Re: Proposal for a new structure of the standard
> Date: Mon, 19 Jul 2010 00:49:44 +0200
> From: Vincent Lefevre <vincent@xxxxxxxxxx>
> To: stds-1788@xxxxxxxxxxxxxxxxx
> Subject: Re: Proposal for a new structure of the standard
>
> On 2010-07-14 00:56:39 -0700, Dan Zuras Intervals wrote:
> > > According to the *specification*, the numbers are not bounded, thus
> > > the set is infinite.
> >
> > I'm not sure what specification you mean here.
>
> GMP's (for the mpz_t type). GMP doesn't document any limit on the
> size of the integers, so that the considered set is Z. In practice,
> there will be limits that depend on the available memory (thus are
> not fixed, so that making a specification with limits would be
> rather artificial).
>
> And since the set of endpoints is infinite, the set of the intervals
> based on mpz_t would be infinite too.
>
> For floating-point, note that there are feature requests for MPFR to
> have unbounded exponents, using the mpz_t type for the exponent.
Vincent,
I will pass on a detailed response to all of your points
& concentrate on this one. For it seems that the crux
of our misunderstanding lies here.
You are thinking of the whole of GMP as the basis for a
single interval datatype along the lines of MPFI.

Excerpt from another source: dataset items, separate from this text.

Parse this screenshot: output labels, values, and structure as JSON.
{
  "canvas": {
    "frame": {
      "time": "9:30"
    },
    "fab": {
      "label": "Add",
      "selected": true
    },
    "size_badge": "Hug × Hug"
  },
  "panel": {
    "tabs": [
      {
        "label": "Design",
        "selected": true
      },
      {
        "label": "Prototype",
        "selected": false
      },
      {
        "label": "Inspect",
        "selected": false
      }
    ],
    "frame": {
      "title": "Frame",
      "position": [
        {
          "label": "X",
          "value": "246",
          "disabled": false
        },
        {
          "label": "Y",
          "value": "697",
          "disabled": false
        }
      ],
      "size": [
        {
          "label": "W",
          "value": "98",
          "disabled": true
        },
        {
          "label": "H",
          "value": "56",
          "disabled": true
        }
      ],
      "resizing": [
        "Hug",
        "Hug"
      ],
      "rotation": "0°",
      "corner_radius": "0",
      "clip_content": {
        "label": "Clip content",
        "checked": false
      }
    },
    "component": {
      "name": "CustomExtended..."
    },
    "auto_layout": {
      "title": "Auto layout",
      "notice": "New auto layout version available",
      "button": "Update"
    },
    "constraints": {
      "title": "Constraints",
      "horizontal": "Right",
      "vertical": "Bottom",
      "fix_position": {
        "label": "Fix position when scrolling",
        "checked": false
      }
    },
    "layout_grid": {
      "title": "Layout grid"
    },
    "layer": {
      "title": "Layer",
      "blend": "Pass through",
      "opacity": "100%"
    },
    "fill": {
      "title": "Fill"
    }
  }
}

I am thinking of these as a countably infinite set (in your
resource limited sense of the word 'infinite') of possible
interval datatypes indexed by base, precision, & range.
Each one of which is finite in both range & precision.
This is in analogy to the countably infinite class of
floating-point datatypes we defined in 754-2008 indexed
by b, p, & emax.
I think it makes more sense to have the set that lives
at level 2 be a single instantiation of a GMP object as
an interval type indexed by base, precision & range as
well as style (explicit/implicit).
That way when we want to project the solution to the Real
relation x^2 < 2 onto level 2 we have a definite object
to land on. Without that the mapping is ill defined.
There is more but that is the meat of it.
Does that make sense now?
Or is it that you understand but just disagree?